出现InstanceAlreadyExistsException错误,通常是由于一个已经存在的实例在写入数据时发生了冲突。这可能是由于以下原因之一: 1. Kafka 实例已经存在:在将 Kafka 数据写入到 Iceberg 时,如果 Kafka 实例已经存在,那么将无法写入新的数据。因此,在将数据写入到 Kafka 之前,需要创建一个新的 Kafka 实例。 2. Flink 实例已经存在:在将数据写入到 Flink 时,如果 Flink 实例已经存在,那么将无法写入新的数据。因此,在将数据写入到 Flink 之前,需要创建一个新的 Flink 实例。 如果已经创建了 Kafka 实例或 Flink 实例,请检查它们是否都已经准备好写入数据。可以使用以下命令检查 Kafka 实例或 Flink 实例是否准备好: ``` bin/kafka-topics.sh --create --bootstrap-server=localhost:9092 --topic test-topic bin/flink-console-consumer.sh --from-beginning --topic test-topic --input-path test. KafkaConsumer ``` 如果 Kafka 实例已经存在,请确保它已经被正确地配置并且可以写入数据。可以使用以下命令检查 Kafka 实例的配置是否正确: ``` bin/kafka-console-consumer.sh --bootstrap-server=localhost:9092 --topic test-topic --from-beginning ``` 如果 Flink 实例已经存在,请确保它已经被正确地配置并且可以写入数据。

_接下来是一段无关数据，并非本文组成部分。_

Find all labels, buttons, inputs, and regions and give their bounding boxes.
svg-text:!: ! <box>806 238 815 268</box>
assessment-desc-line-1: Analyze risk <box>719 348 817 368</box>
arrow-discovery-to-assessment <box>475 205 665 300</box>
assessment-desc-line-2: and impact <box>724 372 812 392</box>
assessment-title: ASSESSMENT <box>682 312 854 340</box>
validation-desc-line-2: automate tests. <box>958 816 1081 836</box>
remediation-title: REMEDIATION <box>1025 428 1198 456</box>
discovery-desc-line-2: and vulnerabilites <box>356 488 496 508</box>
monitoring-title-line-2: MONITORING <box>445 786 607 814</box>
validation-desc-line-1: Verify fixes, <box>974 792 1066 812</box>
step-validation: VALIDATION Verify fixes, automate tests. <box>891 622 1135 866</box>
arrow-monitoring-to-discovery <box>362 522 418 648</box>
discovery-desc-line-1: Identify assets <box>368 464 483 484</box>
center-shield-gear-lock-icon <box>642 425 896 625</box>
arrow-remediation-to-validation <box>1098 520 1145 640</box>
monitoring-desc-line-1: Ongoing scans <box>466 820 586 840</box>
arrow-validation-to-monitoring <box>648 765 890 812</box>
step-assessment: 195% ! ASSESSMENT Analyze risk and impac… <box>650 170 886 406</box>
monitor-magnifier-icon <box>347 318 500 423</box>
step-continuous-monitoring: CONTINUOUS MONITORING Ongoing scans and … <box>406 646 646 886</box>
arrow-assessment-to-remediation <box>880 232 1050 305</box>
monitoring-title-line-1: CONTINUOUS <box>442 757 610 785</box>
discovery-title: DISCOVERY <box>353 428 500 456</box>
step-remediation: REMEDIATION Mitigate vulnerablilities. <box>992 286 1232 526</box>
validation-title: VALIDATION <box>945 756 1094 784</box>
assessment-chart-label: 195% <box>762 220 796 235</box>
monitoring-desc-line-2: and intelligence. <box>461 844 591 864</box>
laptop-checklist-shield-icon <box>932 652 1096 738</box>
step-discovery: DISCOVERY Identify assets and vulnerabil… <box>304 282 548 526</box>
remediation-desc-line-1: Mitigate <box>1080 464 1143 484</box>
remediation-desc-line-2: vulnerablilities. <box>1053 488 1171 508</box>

可以使用以下命令检查 Flink 实例的配置是否正确: ``` bin/flink-console-consumer.sh --from-beginning --topic test-topic --input-path test. FlinkConsumer ``` 如果已经创建了 Kafka 实例或 Flink 实例,并且它们都被正确地配置,但仍然无法写入数据,请检查 Kafka 或 Flink 的配置是否正确。可以使用以下命令检查 Kafka 或 Flink 的配置是否正确: ``` bin/kafka-console-consumer.sh --bootstrap-server=localhost:9092 --topic test-topic --from-beginning bin/flink-console-consumer.sh --bootstrap-server=localhost:9092 --topic test-topic --input-path test. KafkaConsumer ``` 如果仍然无法解决问题,请尝试重新启动 Kafka 或 Flink 实例。这通常可以解决冲突问题。